Conventional says that people are bad at hearing critical feedback simply because their egos get in the way, but I think there’s more to it.
Criticism depletes our mojo, (our confidence, enthusiasm and optimism) and mojo fuels our productivity. We all need our mojo. We don't work half as creatively or effectively without it. Criticism pops a hole in our mojo fuel tank. Naturally, we're quick to deflect the puncture or patch the hole.
Then there’s the question of how big a hole the criticism is popping in our fuel tanks. Simplifying, the holes come in two sizes, small and large, a critique within our productive work vs. a critique of our whole enterprise:
Small: Is he saying he doesn’t understand this passage in my writing so I should fix it?Large: Is he saying I’m a bad writer?
Small: Is she saying I need to adjust my tone so I’m a more effective parent?Large: Is she saying I’m a bad parent?
Small: Are they saying I need to improve within my field?Large: Are they saying I am in the wrong field and should change careers.
Small: Are they saying there’s something to fix within my theory?Large: Are they saying my theory is fundamentally flawed and it’s time to go back to the drawing board.
Most of us harbor small and large doubts about our efforts already, internal critiques, the voices inside our heads saying we’re doing the thing wrong or, more broadly, doing the wrong thing, making mistakes within our pursuit or engaged in the wrong pursuit.
We can think of these internal doubts as thin spots on the walls of our mojo fuel tanks, vulnerabilities to outside voices that might take us over the line into doubts we’re already trying to keep at bay so we can get on with our work.
It’s often hard to tell whether outside criticism is focused on the small or large vulnerabilities. A tactful critic might focus on the small, biting his tongue, and making you wonder, “Is he really saying that I’m just not cut out for this line of work?”

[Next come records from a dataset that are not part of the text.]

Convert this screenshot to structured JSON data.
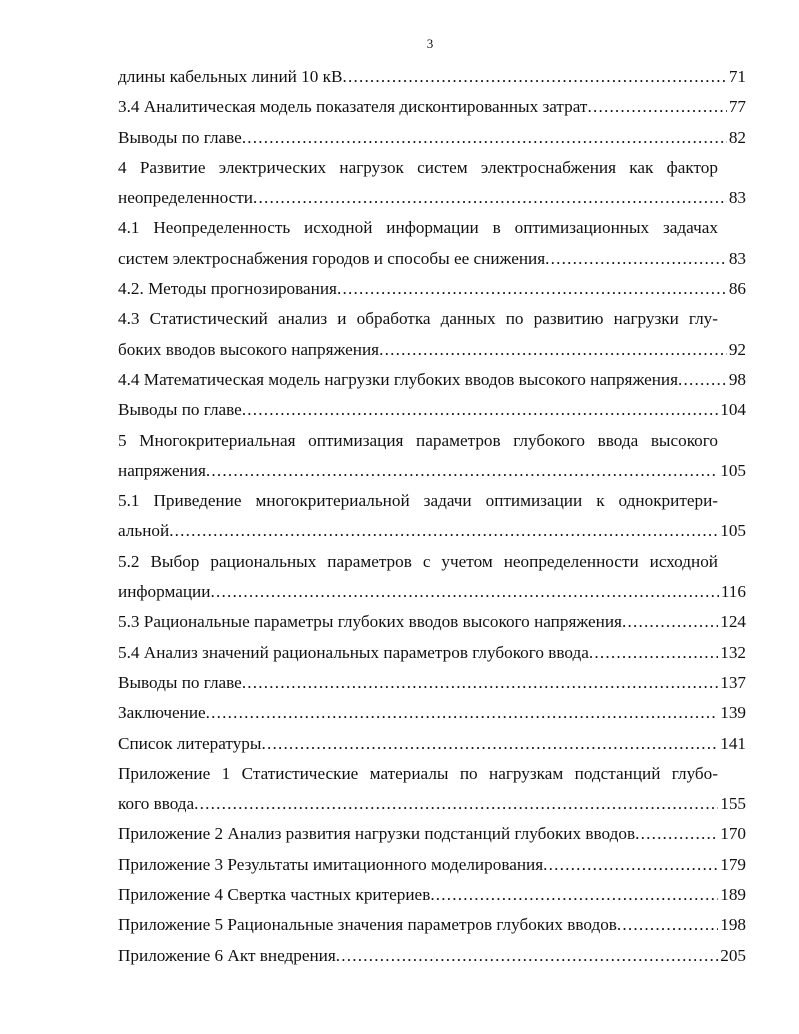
{
  "page_number": "3",
  "entries": [
    {
      "head": null,
      "tail": "длины кабельных линий 10 кВ",
      "page": "71"
    },
    {
      "head": null,
      "tail": "3.4 Аналитическая модель показателя дисконтированных затрат",
      "page": "77"
    },
    {
      "head": null,
      "tail": "Выводы по главе",
      "page": "82"
    },
    {
      "head": "4 Развитие электрических нагрузок систем электроснабжения как фактор",
      "tail": "неопределенности",
      "page": "83"
    },
    {
      "head": "4.1 Неопределенность исходной информации в оптимизационных задачах",
      "tail": "систем электроснабжения городов и способы ее снижения",
      "page": "83"
    },
    {
      "head": null,
      "tail": "4.2. Методы прогнозирования",
      "page": "86"
    },
    {
      "head": "4.3 Статистический анализ и обработка данных по развитию нагрузки глу-",
      "tail": "боких вводов высокого напряжения",
      "page": "92"
    },
    {
      "head": null,
      "tail": "4.4 Математическая модель нагрузки глубоких вводов высокого напряжения",
      "page": "98"
    },
    {
      "head": null,
      "tail": "Выводы по главе",
      "page": "104"
    },
    {
      "head": "5 Многокритериальная оптимизация параметров глубокого ввода высокого",
      "tail": "напряжения",
      "page": "105"
    },
    {
      "head": "5.1 Приведение многокритериальной задачи оптимизации к однокритери-",
      "tail": "альной",
      "page": "105"
    },
    {
      "head": "5.2 Выбор рациональных параметров с учетом неопределенности исходной",
      "tail": "информации",
      "page": "116"
    },
    {
      "head": null,
      "tail": "5.3 Рациональные параметры глубоких вводов высокого напряжения",
      "page": "124"
    },
    {
      "head": null,
      "tail": "5.4 Анализ значений рациональных параметров глубокого ввода",
      "page": "132"
    },
    {
      "head": null,
      "tail": "Выводы по главе",
      "page": "137"
    },
    {
      "head": null,
      "tail": "Заключение",
      "page": "139"
    },
    {
      "head": null,
      "tail": "Список литературы",
      "page": "141"
    },
    {
      "head": "Приложение 1 Статистические материалы по нагрузкам подстанций глубо-",
      "tail": "кого ввода",
      "page": "155"
    },
    {
      "head": null,
      "tail": "Приложение 2 Анализ развития нагрузки подстанций глубоких вводов",
      "page": "170"
    },
    {
      "head": null,
      "tail": "Приложение 3 Результаты имитационного моделирования",
      "page": "179"
    },
    {
      "head": null,
      "tail": "Приложение 4 Свертка частных критериев",
      "page": "189"
    },
    {
      "head": null,
      "tail": "Приложение 5 Рациональные значения параметров глубоких вводов",
      "page": "198"
    },
    {
      "head": null,
      "tail": "Приложение 6 Акт внедрения",
      "page": "205"
    }
  ]
}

Often critics are insensitive in their delivery or have bitten their tongue so long that when they finally tell you what they think they’re pent up and exaggerate in ways that make their criticism sound as if it’s of your overall abilities not some smaller aspect of it.

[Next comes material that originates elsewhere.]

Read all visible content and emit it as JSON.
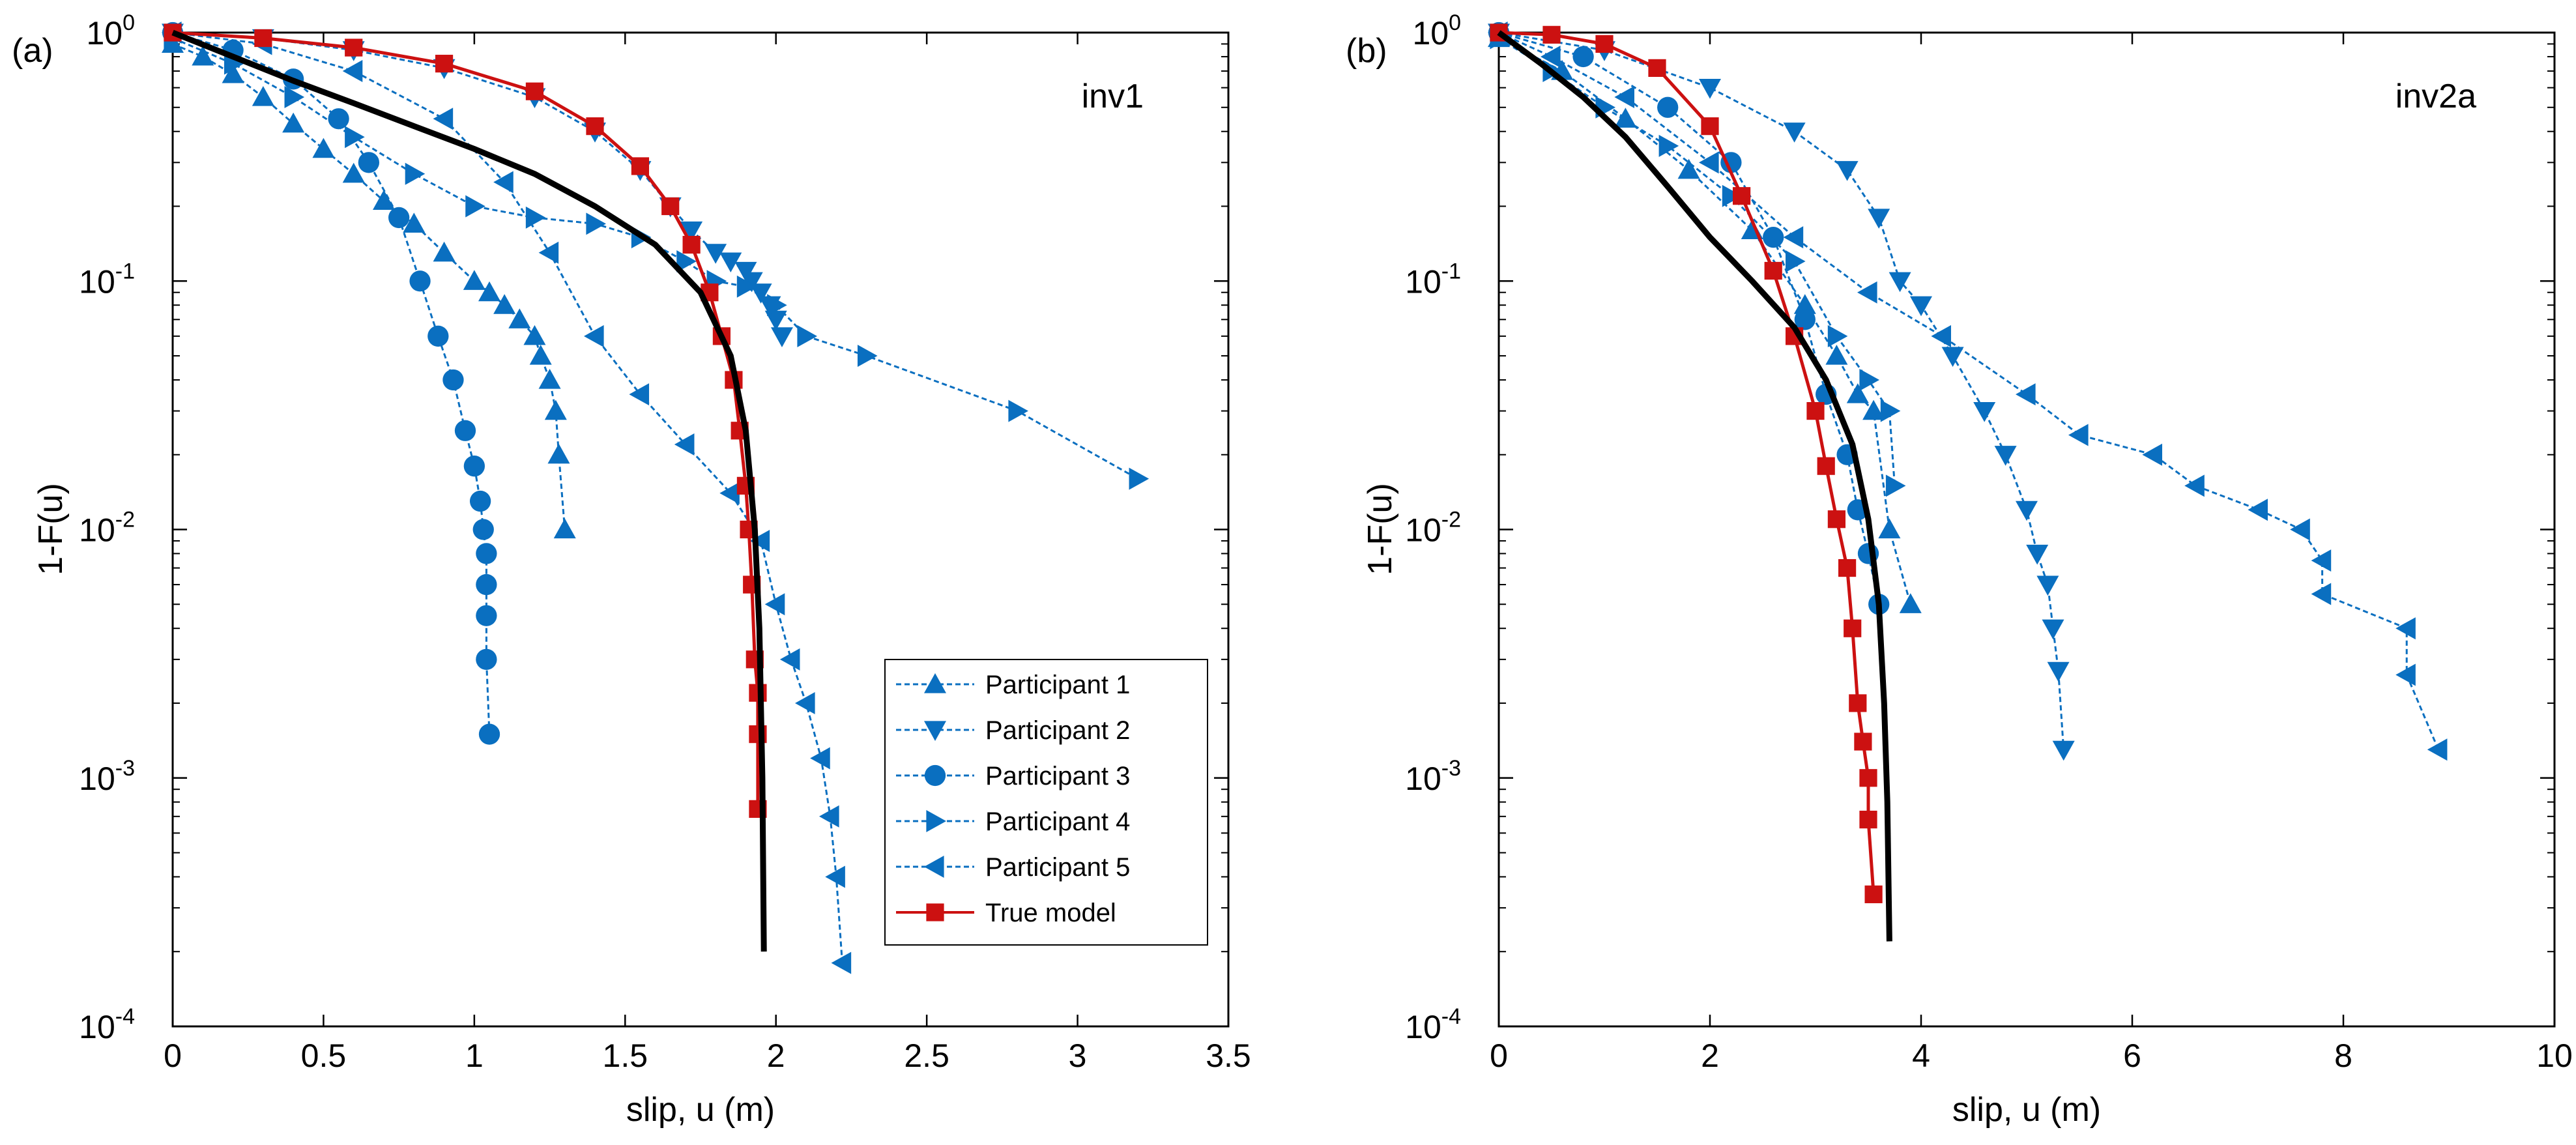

And our tanks can be especially thin-skinned on the big picture doubts, so even if they’re careful to focus on the small we take it as about the larger issue.
“I think you could try being more receptive when our child is talking.”
“Oh, so you think I’m a lousy parent, do you?”
And sometimes we’re right to interpret smaller criticisms as pointing to a larger one. Look at all the misguided campaigns in the world. Obviously some of us are barking up the wrong tree altogether. If only people would just put two and two together and finally see that the small criticisms add up to evidence there’s something wrong with their whole approach: Time to go back to the drawing board.
Our resistance to feedback can also manifest as turning the small criticism large. If you want to shut up a critic, just exaggerate his criticism, shaming him into silence.
We get opposite advice on what to do about criticism. One side says, always be open to it. Get your ego out of the way. The other side says stick to your guns, drive forward, don’t care what other people think.
Independently each of these opposites is lousy advice, but help in tension with each other they’re good advice. You want your mojo when you’re going about things the right way and going about the right things. And you want to be open to challenges to your mojo when you’re going about things the wrong way or going about the wrong things.
In other words, when it’s best to just keep doing what you’re doing, be deflective, even defensive against challenges to what you’re doing. And when it’s best to make adjustments, small or large, be open to challenges to what you’re doing. We’re sorry that Hitler was so bad at adjusting to criticism of his mission. We’re glad that Martin Luther King was equally bad at adjusting criticism of his mission. Don’t be closed-minded, but don’t be wishy-washy either.
To do this, see not just the benefits but the costs of receptivity. Sure, criticism is hard on our egos, but more than it’s hard on our productivity. The more your attention is taken up with wondering whether you’re failing, the less mojo you have for doing what you’re doing.